Its unprecedented nature and the lack of notice given Hastert set off loud complaints from both Republicans and Democrats that the administration was overstepping its authority.

More than a dozen agents who convened on Jefferson's office Saturday night conducted a search that stretched into Sunday morning. They took two boxes of paper records and made a copy of everything on Jefferson's personal computer, Robert Trout, Jefferson's lawyer, said in his legal filing Wednesday demanding the return of the materials.

The only items specifically identified by Trout as having been taken by the FBI are letters requesting donations to the legal defense fund Jefferson created to defray his legal bills.

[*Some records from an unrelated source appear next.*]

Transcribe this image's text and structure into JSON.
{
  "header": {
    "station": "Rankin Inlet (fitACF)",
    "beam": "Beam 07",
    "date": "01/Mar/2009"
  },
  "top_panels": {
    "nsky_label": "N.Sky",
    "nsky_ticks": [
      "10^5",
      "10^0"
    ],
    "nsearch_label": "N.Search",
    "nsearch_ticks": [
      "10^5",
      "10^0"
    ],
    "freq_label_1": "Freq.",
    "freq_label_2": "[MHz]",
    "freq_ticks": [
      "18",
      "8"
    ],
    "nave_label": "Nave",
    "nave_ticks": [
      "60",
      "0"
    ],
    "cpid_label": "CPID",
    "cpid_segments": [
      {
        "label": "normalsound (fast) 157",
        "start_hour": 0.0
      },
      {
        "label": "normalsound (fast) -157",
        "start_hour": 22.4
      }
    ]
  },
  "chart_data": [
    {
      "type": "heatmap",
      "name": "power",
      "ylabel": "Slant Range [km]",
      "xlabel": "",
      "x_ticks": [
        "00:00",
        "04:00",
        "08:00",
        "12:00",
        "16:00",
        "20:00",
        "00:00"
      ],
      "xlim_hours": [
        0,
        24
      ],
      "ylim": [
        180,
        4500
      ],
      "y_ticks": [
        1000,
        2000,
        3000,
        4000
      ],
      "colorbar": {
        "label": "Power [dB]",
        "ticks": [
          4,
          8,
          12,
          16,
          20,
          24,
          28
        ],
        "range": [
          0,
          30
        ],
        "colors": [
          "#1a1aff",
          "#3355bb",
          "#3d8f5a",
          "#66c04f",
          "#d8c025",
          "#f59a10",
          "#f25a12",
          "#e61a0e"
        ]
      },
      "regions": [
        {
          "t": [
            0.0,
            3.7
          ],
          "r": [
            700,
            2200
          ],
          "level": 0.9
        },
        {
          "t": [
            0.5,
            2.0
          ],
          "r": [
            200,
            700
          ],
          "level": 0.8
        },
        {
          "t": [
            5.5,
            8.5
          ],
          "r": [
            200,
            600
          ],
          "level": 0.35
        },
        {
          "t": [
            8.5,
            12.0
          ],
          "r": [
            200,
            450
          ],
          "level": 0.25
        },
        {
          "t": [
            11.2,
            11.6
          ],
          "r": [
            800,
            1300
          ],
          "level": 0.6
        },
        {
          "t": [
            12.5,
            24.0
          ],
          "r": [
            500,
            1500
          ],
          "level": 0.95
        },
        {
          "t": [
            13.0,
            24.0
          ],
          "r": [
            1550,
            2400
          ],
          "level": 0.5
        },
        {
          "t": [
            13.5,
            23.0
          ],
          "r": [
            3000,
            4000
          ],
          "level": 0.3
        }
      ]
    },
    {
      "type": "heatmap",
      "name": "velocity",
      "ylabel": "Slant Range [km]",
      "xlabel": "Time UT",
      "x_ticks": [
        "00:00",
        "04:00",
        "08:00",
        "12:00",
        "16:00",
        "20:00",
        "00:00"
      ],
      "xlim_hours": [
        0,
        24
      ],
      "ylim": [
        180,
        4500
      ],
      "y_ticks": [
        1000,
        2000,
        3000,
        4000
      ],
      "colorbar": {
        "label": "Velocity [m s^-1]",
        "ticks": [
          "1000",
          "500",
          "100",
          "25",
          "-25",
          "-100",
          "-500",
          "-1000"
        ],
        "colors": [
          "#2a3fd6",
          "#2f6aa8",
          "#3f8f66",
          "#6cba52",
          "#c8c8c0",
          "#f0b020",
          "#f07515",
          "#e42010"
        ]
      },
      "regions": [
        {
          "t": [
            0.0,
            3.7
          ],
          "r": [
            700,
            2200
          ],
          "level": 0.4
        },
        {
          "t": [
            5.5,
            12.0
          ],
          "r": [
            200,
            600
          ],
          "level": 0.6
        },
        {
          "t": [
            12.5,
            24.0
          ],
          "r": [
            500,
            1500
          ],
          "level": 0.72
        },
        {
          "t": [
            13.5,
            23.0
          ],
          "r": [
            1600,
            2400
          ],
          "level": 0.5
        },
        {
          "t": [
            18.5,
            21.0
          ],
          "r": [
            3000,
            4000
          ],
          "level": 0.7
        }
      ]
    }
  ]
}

The FBI and prosecutors refused to allow lawyers for Jefferson or the House of Representatives to be present for the search, Trout and House officials said.

The dispute escalated all week. Hastert complained personally to Bush at least twice. He was joined Wednesday in rare agreement by his Democratic counterpart, Rep. Nancy Pelosi of California, in a statement demanding the FBI give back the material it seized.

On Thursday, Hastert accused the Justice Department of trying to intimidate him after ABC News quoted unnamed top law enforcement officials as saying Wednesday the speaker was being investigated in a broad influence-peddling probe centered on convicted lobbyist Jack Abramoff.

The Justice Department issued two denials of the report. Hastert demanded a retraction from the network, which refused. Hastert's lawyers threatened Thursday to sue the network. ABC again stood by its story.

"This is one of the leaks that come out to try to, you know, intimidate people," Hastert said on Chicago's WGN radio.

White House spokesman Tony Snow called the accusation "false, false, false."

"They're not leaking information to try to undermine the House speaker," Snow said. "I got pretty categorical denials."